Tyk documentation states
The KV system can be used in the following places:
- Configuration file - tyk.conf
- Environment variables - .env which supersedes the configuration file.
- API Definition - currently, only the listen path and target URL
- Body transforms and URL rewrites
However, the security.certificates.upstream cert definition doesn't seem to actually support this.
You can see this by booting this sample application:
docker compose upWarning
Note: You might need to stop the containers and restart if Docker decides to boot Tyk before the vault_preloader finishes.

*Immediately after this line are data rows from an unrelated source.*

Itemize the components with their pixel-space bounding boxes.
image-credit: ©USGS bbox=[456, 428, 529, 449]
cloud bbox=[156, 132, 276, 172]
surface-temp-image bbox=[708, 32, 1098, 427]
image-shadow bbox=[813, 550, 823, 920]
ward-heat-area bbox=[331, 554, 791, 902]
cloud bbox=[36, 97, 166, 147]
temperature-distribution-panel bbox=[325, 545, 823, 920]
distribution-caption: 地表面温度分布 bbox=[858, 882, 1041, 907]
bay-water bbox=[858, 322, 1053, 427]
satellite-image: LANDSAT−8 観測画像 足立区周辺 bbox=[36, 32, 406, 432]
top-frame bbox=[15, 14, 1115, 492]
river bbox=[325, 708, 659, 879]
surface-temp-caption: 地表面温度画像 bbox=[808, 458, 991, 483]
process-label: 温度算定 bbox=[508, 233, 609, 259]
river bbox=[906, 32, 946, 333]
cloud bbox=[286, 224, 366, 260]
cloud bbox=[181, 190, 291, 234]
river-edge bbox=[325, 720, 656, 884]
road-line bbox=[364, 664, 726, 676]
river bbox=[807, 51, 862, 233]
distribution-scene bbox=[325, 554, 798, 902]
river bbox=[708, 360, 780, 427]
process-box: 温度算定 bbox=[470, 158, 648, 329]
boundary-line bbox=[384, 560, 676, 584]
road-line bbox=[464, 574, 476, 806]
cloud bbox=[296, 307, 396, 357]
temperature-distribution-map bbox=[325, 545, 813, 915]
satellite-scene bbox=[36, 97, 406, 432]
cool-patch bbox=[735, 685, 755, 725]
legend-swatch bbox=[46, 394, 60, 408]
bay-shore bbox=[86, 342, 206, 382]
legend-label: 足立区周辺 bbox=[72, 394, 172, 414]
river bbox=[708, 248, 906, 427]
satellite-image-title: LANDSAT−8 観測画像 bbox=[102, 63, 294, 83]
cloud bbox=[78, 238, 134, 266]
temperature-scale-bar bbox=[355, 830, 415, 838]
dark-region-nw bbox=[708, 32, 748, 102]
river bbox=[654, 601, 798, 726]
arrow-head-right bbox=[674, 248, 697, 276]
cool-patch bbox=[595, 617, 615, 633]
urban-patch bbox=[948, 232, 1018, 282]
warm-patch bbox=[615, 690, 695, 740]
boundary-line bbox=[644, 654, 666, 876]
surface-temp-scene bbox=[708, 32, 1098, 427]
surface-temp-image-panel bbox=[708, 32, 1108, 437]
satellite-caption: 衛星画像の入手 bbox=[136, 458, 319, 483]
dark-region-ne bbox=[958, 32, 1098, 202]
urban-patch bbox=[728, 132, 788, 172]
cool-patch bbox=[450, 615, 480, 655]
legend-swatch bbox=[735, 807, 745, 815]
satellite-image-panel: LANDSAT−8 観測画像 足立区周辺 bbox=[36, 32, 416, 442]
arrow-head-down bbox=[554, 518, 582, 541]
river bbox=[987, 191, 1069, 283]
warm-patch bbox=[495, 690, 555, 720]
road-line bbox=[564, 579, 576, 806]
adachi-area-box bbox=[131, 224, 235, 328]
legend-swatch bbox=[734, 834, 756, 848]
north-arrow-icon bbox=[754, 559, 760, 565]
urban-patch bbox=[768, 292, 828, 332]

You can see that this now responds to requests:
curl http://localhost:8080/test/ # Reads target_url from Vault secret
curl http://localhost:8080/test2/ # Reads target_url from env secret
curl http://localhost:8080/test2/1 # Reads target_url from env secretHowever, you will notice when hitting test that Tyk kicks out this log:
tyk-1 | time="Mar 05 21:09:09" level=warning msg="Can't retrieve certificate:vault://secret/tyk.certopen vault://secret/tyk.cert: no such file or directory" prefix=cert_storage
You can switch the *.env and * settings in security.certificates.upstream to try to read this from env:// (as works for target_url) and you will see a matching error:
tyk-1 | time="Mar 05 21:13:05" level=warning msg="Can't retrieve certificate:env://test_client_certopen env://test_client_cert: no such file or directory" prefix=cert_storage
However, switching *.file and * will correctly send load the certificate.
I'd like to be able to load my upstream certificates from an encrypted source like Vault instead of hard-coding them.
However, the way that Tyk works right now, it seems that you can only do this via hard-coded certs or using a cert ID
and adding a intermediate layer to post keys to /tyk/keys.